When a man gets ill, he’s ill. When a woman gets ill, it’s a threat to her career. Take it from someone who had breast cancer at an early age and had to knock herself out to keep it from questioning whether she could teach, be promoted to associate and full professor.
Look at Stephen Hawking. He is an Honorary Fellow of the Royal Society of Arts, a lifetime member of the Pontifical Academy of Sciences, and a recipient of the Presidential Medal of Freedom, the highest civilian award in the United States. He’s brilliant. He’s in a wheelchair. But we don’t doubt his competence. Pneumonia would’t change that. But for a woman, illness can be used against her. That’s what is going on right now. There are ample articles about Trump’s mental health. He is older than Clinton and not the picture of fitness himself.

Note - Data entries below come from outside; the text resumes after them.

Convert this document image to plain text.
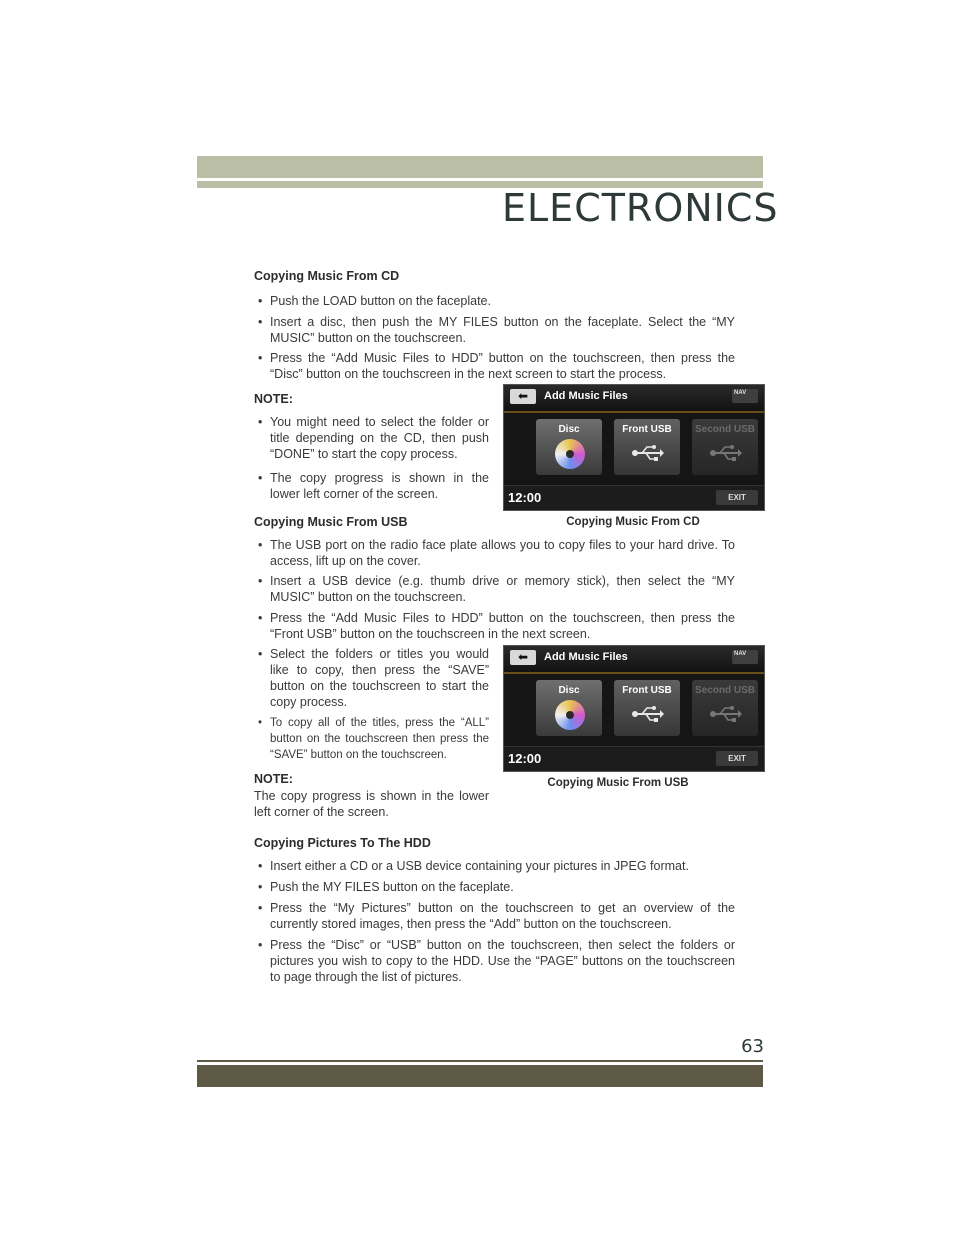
ELECTRONICS
Copying Music From CD
• Push the LOAD button on the faceplate.
• Insert a disc, then push the MY FILES button on the faceplate. Select the “MY MUSIC” button on the touchscreen.
• Press the “Add Music Files to HDD” button on the touchscreen, then press the “Disc” button on the touchscreen in the next screen to start the process.
NOTE:
• You might need to select the folder or title depending on the CD, then push “DONE” to start the copy process.
• The copy progress is shown in the lower left corner of the screen.
⬅	Add Music Files	NAV
Disc	Front USB	Second USB
12:00	EXIT
Copying Music From CD
Copying Music From USB
• The USB port on the radio face plate allows you to copy files to your hard drive. To access, lift up on the cover.
• Insert a USB device (e.g. thumb drive or memory stick), then select the “MY MUSIC” button on the touchscreen.
• Press the “Add Music Files to HDD” button on the touchscreen, then press the “Front USB” button on the touchscreen in the next screen.
• Select the folders or titles you would like to copy, then press the “SAVE” button on the touchscreen to start the copy process.
• To copy all of the titles, press the “ALL” button on the touchscreen then press the “SAVE” button on the touchscreen.
NOTE:
The copy progress is shown in the lower left corner of the screen.
⬅	Add Music Files	NAV
Disc	Front USB	Second USB
12:00	EXIT
Copying Music From USB
Copying Pictures To The HDD
• Insert either a CD or a USB device containing your pictures in JPEG format.
• Push the MY FILES button on the faceplate.
• Press the “My Pictures” button on the touchscreen to get an overview of the currently stored images, then press the “Add” button on the touchscreen.
• Press the “Disc” or “USB” button on the touchscreen, then select the folders or pictures you wish to copy to the HDD. Use the “PAGE” buttons on the touchscreen to page through the list of pictures.
63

Women in business and government know you can’t let people know when you’re ill. It shows up in your promotion package, as it did in my case even though breast cancer had occurred years prior to that promotion. It’s disgusting to see the media frenzy on this issue that would have been just pneumonia had she been a man.
I’m angry. Very angry. I hope people don’t fall for this media attack for which so many journalists are being paid handsomely. They are using the gender disparaging card that a woman’s brief ill health can provide. If you use Google and type in “Donald Trump, health,” you’ll get very little about his physical and mental health. Do the same for Hillary, even before pneumonia, and the situation is quite different. It’s despicable.